ДВА ОТЦА
Когда наступил вечер, заиграли огнями улицы, на заводе остановилась последняя машина и смолк гул уходящих рабочих, сутуловатый человек взялся за ручку двери, где было написано:
ТЕХНИЧЕСКИЙ ДИРЕКТОР тов. ОЗЕРИН
Его изрытое морщинами лицо говорило о пережитом, косматые рыжие вихры торчали во все стороны, как забытая копна соломы, и нависшие рыжие брови закрывали глаза. Если встретишь такого человека ночью в пустынном переулке, невольно свернешь в сторону и прибавишь шагу. Но стоит только взглянуть в глаза этого сутулого человека — серые, доверчивые — невольно сразу захочется дружески улыбнуться.
Директор сидел за столом, разбирая кипу бумаг. На шум шагов он поднял голову, отодвинул папки и устало улыбнулся. Рыжий человек кивнул большой головой, сел. Минутку молчали.
— И ваш, товарищ Чернов? — заговорил первым директор.
— И мой, товарищ Озерин!
— Куда?
Чернов развел руками, спрятал глаза; его лицо сделалось неприятным и суровым.
— Я вам прочту, товарищ Чернов, что мне оставил мой Миша. Письмо это было у меня в старом пиджаке… Случайно нашел…
Озерин стал читать: бритое лицо его побледнело, уголки губ тянулись книзу, видно было, как трудно человеку прочитывать столько раз читанное и выученное наизусть.
«Дорогой папа, я знаю, что крепко обижаю тебя, но мы с Гришей Черновым решили бежать на море и за границу. Когда нас перевели в комсомол, мы были там меньше всех. Никакой работы нам не давали, и наши заявления об этом имели смешные резолюции, а в ячейке нас прозвали „шибко деловыми“. Из галстуков мы выросли: хочется большего. Скажи про это ячейке и не сердись на меня, дорогой папа, и на Гришу. Мы хотим быть краснофлотцами — авангардом революции для победы во всем масштабе».
— Вот что написано мне, а в углу, смотрите, вот для вас ваш Гриша написал:
«Батька, не ругайся шибко на меня, привезу трубку и кило заграничного табаку».
Чернов поднял глаза, Озерин улыбнулся.
— Я знаю своего Мишу и допустил ошибку, — не говорил вам два дня: думал — вернется. На третий совершил еще одну — послал телеграмму в Ленинград, упустив из виду другие портовые города. Сегодня получил ответ — обшарили весь порт — не нашли. Из Баку, Севастополя, Николаева, Одессы — ответа нет. Совторгфлот пароходов не выпускал за эти дни; из Архангельска сегодня я получил официальную справку, что военный крейсер «Коминтерн» вышел вчера в пять часов сорок минут в дальнее плавание. Крейсер запрашивали по радио через Мурманск, — ответили: никого, кроме положенной по штату команды, нет. Что вы скажете, товарищ Чернов?

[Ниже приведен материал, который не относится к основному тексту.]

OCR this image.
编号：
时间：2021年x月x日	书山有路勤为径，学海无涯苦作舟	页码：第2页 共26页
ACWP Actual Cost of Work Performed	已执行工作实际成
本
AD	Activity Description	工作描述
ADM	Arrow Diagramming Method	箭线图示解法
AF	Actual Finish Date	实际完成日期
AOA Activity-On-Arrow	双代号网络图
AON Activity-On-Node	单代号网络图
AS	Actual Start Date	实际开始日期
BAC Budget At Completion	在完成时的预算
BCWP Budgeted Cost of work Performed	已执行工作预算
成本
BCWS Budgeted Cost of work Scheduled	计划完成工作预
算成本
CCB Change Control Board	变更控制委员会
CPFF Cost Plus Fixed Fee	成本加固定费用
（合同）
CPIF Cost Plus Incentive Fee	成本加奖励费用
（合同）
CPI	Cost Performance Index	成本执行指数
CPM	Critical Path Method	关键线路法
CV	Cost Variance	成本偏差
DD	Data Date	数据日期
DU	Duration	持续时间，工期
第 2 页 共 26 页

— Что ж сказать, Олег Георгиевич, действуйте. Может, вернутся еще, только Гриша мой упорист, как бычок, не иначе, как в Англии будет, и… трубку привезет. Вот это уж верно.
Когда за сутулым закрылась дверь, директор достал фотографическую карточку сына и долго смотрел на нее.
Чернов шагал по слякотной мостовой за заставой и бурчал в рыжие усы:
— Экий чертенок Гришуха, весь в брата… огонь и порох! Ну, что ж, приедешь, — из твоей трубки курить будем…
Здесь, в небольшой комнате, все так живо напоминало об отсутствии сына.
Новый красный пионерский галстук над кроватью, книги, подшитый за год журнал «Пионер», вырезанные из него и развешанные на стене картинки. В углу поблескивал металлическими частями — гордость Гриши — начатый им радиоаппарат.
Чернов подошел к кровати сына, поправил подушку, погладил ее и слабо улыбнулся.
Всю ночь, ворочаясь на диване с боку на бок, старался он справиться с невеселыми думами:
«Как же так не доглядел? Работа, собрания, нагрузка. Думал: раз в отряде, — значит кончено. В отряд, что ль, сходить? Эх, старый шут! Как не углядел, как не увидел?»